The earliest any kind of mandatory water conservation policy could happen would be June 27. For now they’ll continue monitoring the situation.
The following is the post from the City of Fairhope in its entirety:
Fairhope Public Utilities has announced several important updates for Water and Electric customers
Due to the unprecedented heat, rising energy costs across all disciplines and a period of significant dry weather, a few changes will need to be made by customers beginning immediately.
“At this time, the Fairhope water system is averaging 1 million more gallons of water per day than a year ago at this time,” said Mayor Sherry Sullivan. “For reference, on June 14th, 2021, the system pumped 7,421,000 gallons compared to the June 14th, 2022, rate of 8,276,000 gallons pumped. The system’s current capacity for service is just over 9 million gallons.”
Fairhope’s water conservation ordinance, which was adopted in May 2020, outlines three phases of water conservation response, and officials are now implementing the voluntary and highly encouraged Phase I of this plan.
Phase I, which is implemented when demand reaches an average of 80 percent capacity over 7 consecutive days, states that all customers who use Fairhope Utilities water are encouraged to limit the amount of water used to what is only necessary for health, business and outdoor use.
To this end, beginning Monday, June 20th, the splash pad at Fairhope Community Park will be turned off for the day to allow for maintenance and enable the Water Department to evaluate the consumption of water. As of now, the splash pad will reopen on Tuesday but may have reduced hours.
“All water customers are respectfully asked to comply with the Phase I restrictions,” Sullivan said. “Compliance will help determine how the system moves forward in the coming weeks.”
If the demand does not improve, the Fairhope City Council can declare a water emergency and the remaining implemented phases will be mandatory.
The earliest this could happen is June 27th unless drastic improvement is made. Phases II and II require mandatory compliance for landscaping irrigation, filling of swimming pools, washing of driveways and more.
If implemented, Phase II and III restrictions will be in effect until lifted by the City Council or until demand is at or below 100% of capacity for 7 days.

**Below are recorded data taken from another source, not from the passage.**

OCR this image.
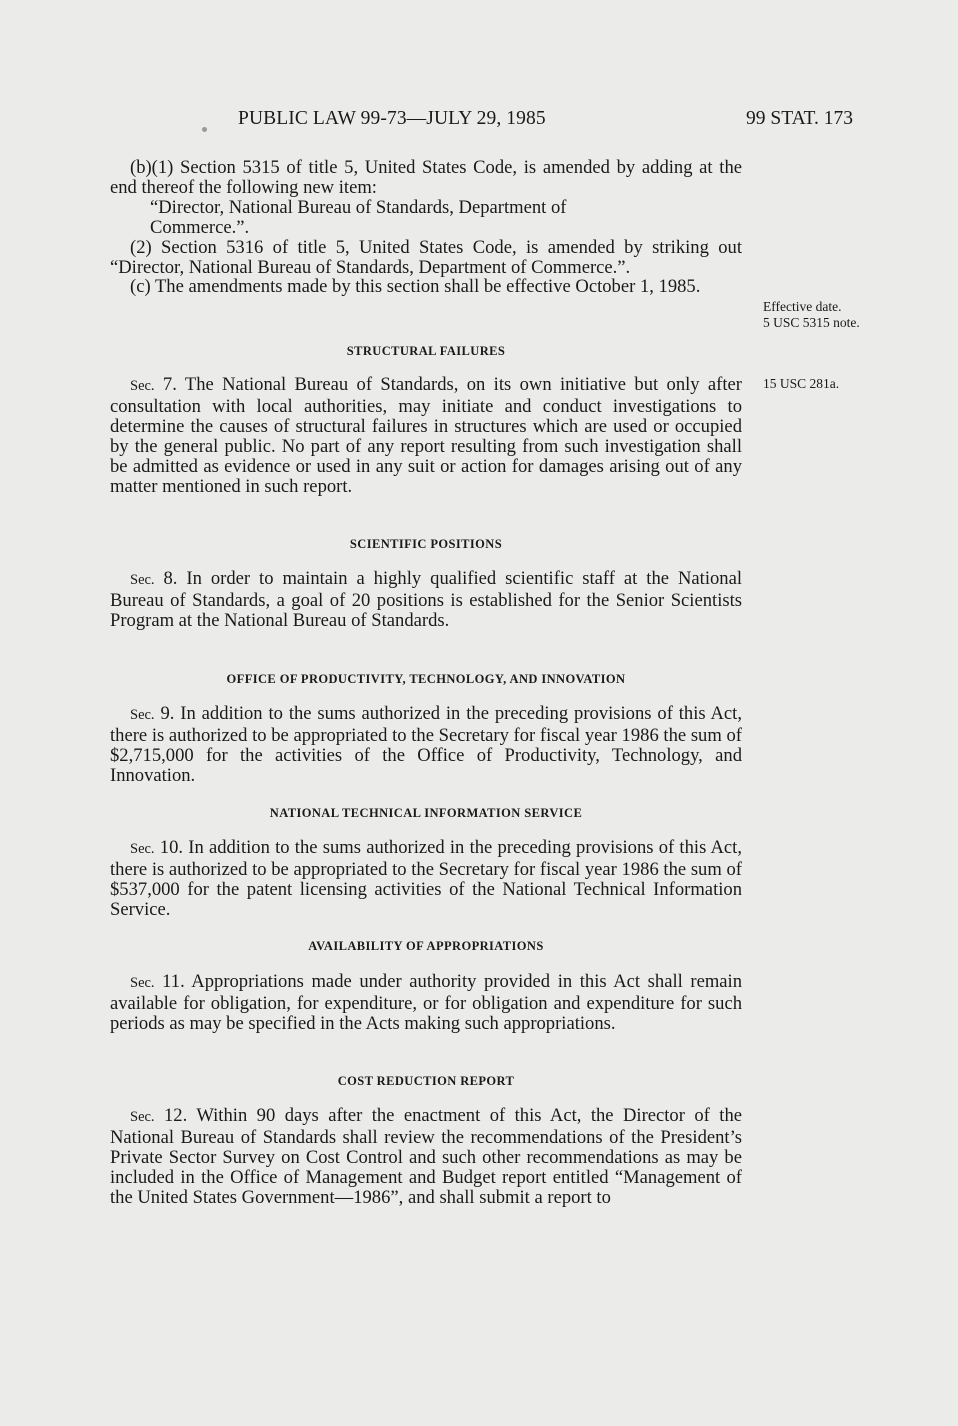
PUBLIC LAW 99-73—JULY 29, 1985	99 STAT. 173

(b)(1) Section 5315 of title 5, United States Code, is amended by adding at the end thereof the following new item:

“Director, National Bureau of Standards, Department of

Commerce.”.

(2) Section 5316 of title 5, United States Code, is amended by striking out “Director, National Bureau of Standards, Department of Commerce.”.

(c) The amendments made by this section shall be effective October 1, 1985.

Effective date.
5 USC 5315 note.
15 USC 281a.
STRUCTURAL FAILURES

Sec. 7. The National Bureau of Standards, on its own initiative but only after consultation with local authorities, may initiate and conduct investigations to determine the causes of structural failures in structures which are used or occupied by the general public. No part of any report resulting from such investigation shall be admitted as evidence or used in any suit or action for damages arising out of any matter mentioned in such report.

SCIENTIFIC POSITIONS

Sec. 8. In order to maintain a highly qualified scientific staff at the National Bureau of Standards, a goal of 20 positions is established for the Senior Scientists Program at the National Bureau of Standards.

OFFICE OF PRODUCTIVITY, TECHNOLOGY, AND INNOVATION

Sec. 9. In addition to the sums authorized in the preceding provisions of this Act, there is authorized to be appropriated to the Secretary for fiscal year 1986 the sum of $2,715,000 for the activities of the Office of Productivity, Technology, and Innovation.

NATIONAL TECHNICAL INFORMATION SERVICE

Sec. 10. In addition to the sums authorized in the preceding provisions of this Act, there is authorized to be appropriated to the Secretary for fiscal year 1986 the sum of $537,000 for the patent licensing activities of the National Technical Information Service.

AVAILABILITY OF APPROPRIATIONS

Sec. 11. Appropriations made under authority provided in this Act shall remain available for obligation, for expenditure, or for obligation and expenditure for such periods as may be specified in the Acts making such appropriations.

COST REDUCTION REPORT

Sec. 12. Within 90 days after the enactment of this Act, the Director of the National Bureau of Standards shall review the recommendations of the President’s Private Sector Survey on Cost Control and such other recommendations as may be included in the Office of Management and Budget report entitled “Management of the United States Government—1986”, and shall submit a report to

For electric customers, the increased energy usage as a result of 100+ degree weather we have been and are expected to continue to see will affect bills. To this end, customers are asked to reduce energy usage from 1-7 p.m. each day by making wise energy choices.
Some suggested tactics include bumping up the air conditioner temperature by 4-5 degrees, using ceiling fans, replacing air filters, turning off lights in unoccupied rooms, and keeping curtains and blinds closed during the peak hours of the day.
“Fairhope Public Utilities and the City of Fairhope urge you do your part to help keep your energy costs as low as possible,” Sullivan said.